The Contradictions and Entailment detector assesses whether the generated LLM output contradicts or refutes a given statement or prompt. The detector's primary purpose is to ensure the consistency and correctness of language model outputs, especially in situations where logical contradictions can cause problems.

Vulnerability

When interacting with users or processing information, it is crucial for a language model not to generate responses that directly contradict the provided inputs or established facts. Such contradictions can lead to confusion or spread misinformation, which is detrimental in any development context.

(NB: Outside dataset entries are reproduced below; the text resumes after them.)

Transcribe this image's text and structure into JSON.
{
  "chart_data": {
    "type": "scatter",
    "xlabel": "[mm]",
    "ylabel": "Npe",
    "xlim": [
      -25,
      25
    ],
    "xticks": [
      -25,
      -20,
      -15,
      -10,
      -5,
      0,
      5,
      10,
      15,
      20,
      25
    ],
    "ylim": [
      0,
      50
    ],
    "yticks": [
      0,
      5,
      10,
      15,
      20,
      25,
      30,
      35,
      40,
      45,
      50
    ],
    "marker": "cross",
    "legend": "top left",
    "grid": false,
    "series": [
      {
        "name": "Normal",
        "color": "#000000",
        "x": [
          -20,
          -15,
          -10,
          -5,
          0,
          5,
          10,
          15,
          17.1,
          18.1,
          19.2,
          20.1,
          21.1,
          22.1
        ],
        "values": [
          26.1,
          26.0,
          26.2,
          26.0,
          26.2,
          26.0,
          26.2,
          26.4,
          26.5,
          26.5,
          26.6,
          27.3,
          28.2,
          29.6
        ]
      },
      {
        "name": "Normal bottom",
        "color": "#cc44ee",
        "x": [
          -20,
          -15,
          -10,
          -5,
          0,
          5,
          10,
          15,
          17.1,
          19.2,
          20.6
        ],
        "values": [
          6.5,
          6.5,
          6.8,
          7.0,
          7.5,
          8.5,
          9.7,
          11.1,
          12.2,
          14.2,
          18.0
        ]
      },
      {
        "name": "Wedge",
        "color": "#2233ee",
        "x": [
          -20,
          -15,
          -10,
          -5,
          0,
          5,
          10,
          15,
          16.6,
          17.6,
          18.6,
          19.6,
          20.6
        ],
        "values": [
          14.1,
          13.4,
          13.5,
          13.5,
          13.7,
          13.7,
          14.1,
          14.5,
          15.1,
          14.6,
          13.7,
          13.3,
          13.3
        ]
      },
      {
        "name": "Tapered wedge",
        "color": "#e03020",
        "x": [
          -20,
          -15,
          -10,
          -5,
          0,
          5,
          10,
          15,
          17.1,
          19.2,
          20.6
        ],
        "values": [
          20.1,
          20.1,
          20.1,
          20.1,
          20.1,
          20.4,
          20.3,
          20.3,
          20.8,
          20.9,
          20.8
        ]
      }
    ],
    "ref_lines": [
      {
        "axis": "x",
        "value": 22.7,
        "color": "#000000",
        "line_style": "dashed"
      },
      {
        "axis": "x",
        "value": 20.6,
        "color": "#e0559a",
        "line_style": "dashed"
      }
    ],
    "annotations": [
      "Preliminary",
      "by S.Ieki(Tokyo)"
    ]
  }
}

The Contradictions detector is employed to highlight such inconsistencies in the output, allowing developers to rectify them before the content is disseminated.

Usage

The detector leverages pretrained natural language inference (NLI) models from HuggingFace, like ynie/roberta-large-snli_mnli_fever_anli_R1_R2_R3-nli ( and other variants), to assess the relationship between a given input prompt and the generated LLM output.

A high contradiction score, calculated by the detector, indicates that the output contradicts the given prompt.

The calculated score is then compared to a predetermined threshold. Outputs that exceed this threshold are flagged as contradictory, enabling developers to identify and address these inconsistencies promptly.

Configuration

Initialize the Factual Consistency detector with the desired options:

from guardrail.firewall.output_detectors import Contradictions

firewall = Firewall(no_defaults=True)
output_detectors = [Contradictions(threshold=0.7)]

sanitized_response, valid_results, risk_score = firewall.scan_output(sanitized_prompt, response_text, output_detectors)

By integrating the Factual Consitency Detector into your Firewall, you can enhance the accuracy and reliability of your language model outputs, ensuring a seamless user experience and preventing the dissemination of contradictory or misleading information.